In this chapter — the aftermath of the soma riot — Mustapha Mond discusses the importance of happiness and stability, even at the cost of truth and freedom. In a sense, this is the conversation both John and Helmholtz have been waiting for — the explanation of everything dissatisfying about the supposedly ideal social system.
As a World Controller who makes — and, accordingly, can break — the laws, Mond reveals his own anti-social tendencies. Mond came to an acceptance of dystopian values, he confesses, after a radical youth, during which he experimented with forbidden science. Choosing a position of responsibility in preference to banishment — a decision he regrets at times — Mond explains that he consciously took on the duty of making others happy through social engineering. As someone who controls the dystopian world while remaining aware of its flaws, then, Mond is the perfect character to answer the objections of Helmholtz and John.
In debating with Helmholtz and John, Mond concedes the validity of their literary loyalties. Comparing the feelies and Shakespeare, Mond unhesitatingly comes down on the side of Shakespeare. But he objects to the poetry on social grounds; Shakespeare’s tragedies require a dangerous instability, now an outdated concept. Stability, rather than truth or beauty, represents the true human value in this age.
In an extraordinary lecture, Mond defends the society’s repressive control over its people — even the development of deliberately brain-damaged fetuses — in the name of human happiness. John’s proposal that the predestinators could, at least, make everyone an Alpha meets with an immediate rejection by Mond. The best society, he explains, “is modeled on the iceberg — eight-ninths below the water line, one-ninth above.”
Mond’s declaration that in his society everyone is happy — even (and, he argues, especially) Epsilons — recalls the image of the Epsilon elevator-operator, sighing in joy at his brief glimpse of the roof before being sent back down into the darkness again. Mond’s satisfaction with his own view of the dystopia is apparent, but Huxley leaves the matter of freedom and justice open to the reader.
Note the different ways in which each of the three characters responds to Mond.
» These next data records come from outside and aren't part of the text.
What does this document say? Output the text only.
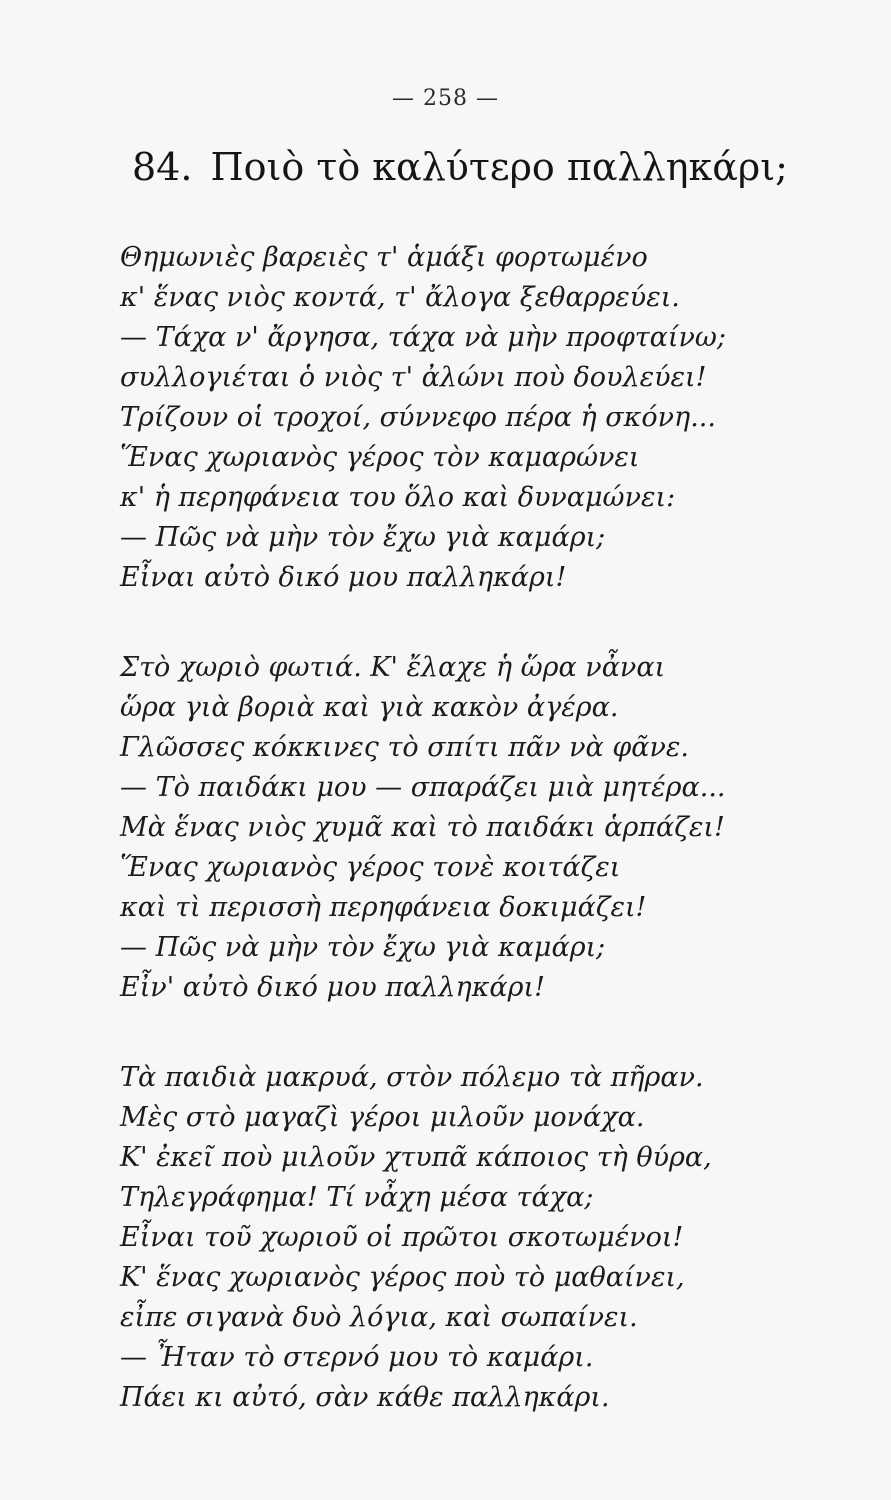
— 258 —
84. Ποιὸ τὸ καλύτερο παλληκάρι;
Θημωνιὲς βαρειὲς τ' ἁμάξι φορτωμένο
κ' ἕνας νιὸς κοντά, τ' ἄλογα ξεθαρρεύει.
— Τάχα ν' ἄργησα, τάχα νὰ μὴν προφταίνω;
συλλογιέται ὁ νιὸς τ' ἀλώνι ποὺ δουλεύει!
Τρίζουν οἱ τροχοί, σύννεφο πέρα ἡ σκόνη...
Ἕνας χωριανὸς γέρος τὸν καμαρώνει
κ' ἡ περηφάνεια του ὅλο καὶ δυναμώνει:
— Πῶς νὰ μὴν τὸν ἔχω γιὰ καμάρι;
Εἶναι αὐτὸ δικό μου παλληκάρι!
Στὸ χωριὸ φωτιά. Κ' ἔλαχε ἡ ὥρα νἆναι
ὥρα γιὰ βοριὰ καὶ γιὰ κακὸν ἀγέρα.
Γλῶσσες κόκκινες τὸ σπίτι πᾶν νὰ φᾶνε.
— Τὸ παιδάκι μου — σπαράζει μιὰ μητέρα...
Μὰ ἕνας νιὸς χυμᾶ καὶ τὸ παιδάκι ἁρπάζει!
Ἕνας χωριανὸς γέρος τονὲ κοιτάζει
καὶ τὶ περισσὴ περηφάνεια δοκιμάζει!
— Πῶς νὰ μὴν τὸν ἔχω γιὰ καμάρι;
Εἶν' αὐτὸ δικό μου παλληκάρι!
Τὰ παιδιὰ μακρυά, στὸν πόλεμο τὰ πῆραν.
Μὲς στὸ μαγαζὶ γέροι μιλοῦν μονάχα.
Κ' ἐκεῖ ποὺ μιλοῦν χτυπᾶ κάποιος τὴ θύρα,
Τηλεγράφημα! Τί νἆχη μέσα τάχα;
Εἶναι τοῦ χωριοῦ οἱ πρῶτοι σκοτωμένοι!
Κ' ἕνας χωριανὸς γέρος ποὺ τὸ μαθαίνει,
εἶπε σιγανὰ δυὸ λόγια, καὶ σωπαίνει.
— Ἦταν τὸ στερνό μου τὸ καμάρι.
Πάει κι αὐτό, σὰν κάθε παλληκάρι.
John seems interested to find someone in the brave new world who can understand (if not share) his values and is even familiar with Shakespeare. John debates Mond directly and intelligently, without lapsing into name-calling or violence as he has with Lenina and later with the Deltas.
For his part, Helmholtz forges a bond of understanding with the World Controller. Both men respect each other, clearly, and Mond even envies Helmholtz his interesting future in banishment, outside the confines of conformity.
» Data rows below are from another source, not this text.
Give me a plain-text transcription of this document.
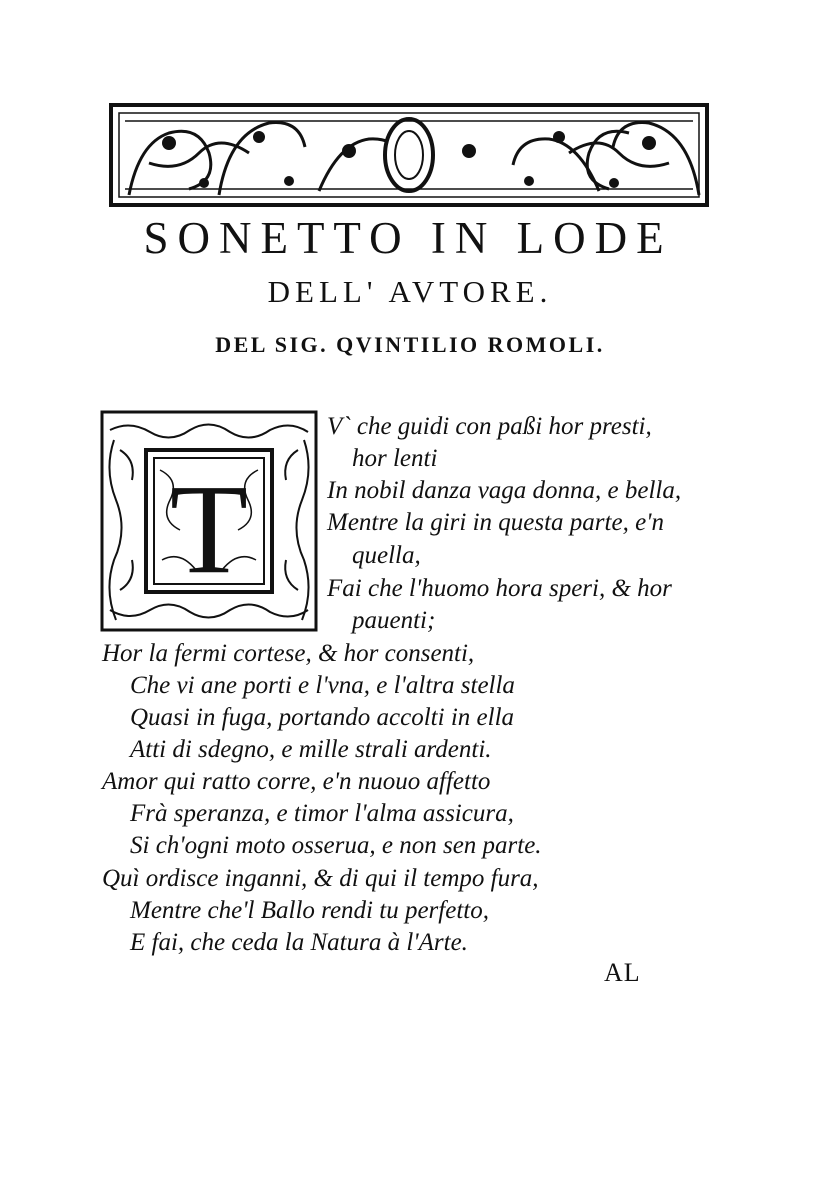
SONETTO IN LODE
DELL' AVTORE.
DEL SIG. QVINTILIO ROMOLI.
T
V` che guidi con paßi hor presti,
hor lenti
In nobil danza vaga donna, e bella,
Mentre la giri in questa parte, e'n
quella,
Fai che l'huomo hora speri, & hor
pauenti;
Hor la fermi cortese, & hor consenti,
Che vi ane porti e l'vna, e l'altra stella
Quasi in fuga, portando accolti in ella
Atti di sdegno, e mille strali ardenti.
Amor qui ratto corre, e'n nuouo affetto
Frà speranza, e timor l'alma assicura,
Si ch'ogni moto osserua, e non sen parte.
Quì ordisce inganni, & di qui il tempo fura,
Mentre che'l Ballo rendi tu perfetto,
E fai, che ceda la Natura à l'Arte.
AL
In contrast, this chapter reveals Bernard at his lowest point, with all his former daring and rebelliousness evaporated. Silent and anxious throughout the discussion, he panics and breaks down when he hears the sentence of banishment. In Chapter 17, however, Bernard will return, humbled but in better spirits, ready to face his punishment.
chary careful or cautious; not given freely.
platitude a commonplace or trite remark.
paroxysm a sudden attack or spasm.
abjection a state of misery and degradation.
scullion a servant doing the rough dirty work in a kitchen. Here, Mustapha Mond uses the word humorously to describe his lowly position early in his career.
Falkland Islands a small group of islands in the South Atlantic Ocean, off the coast of South America. Here, the place of Bernard’s and Helmholtz’s banishment.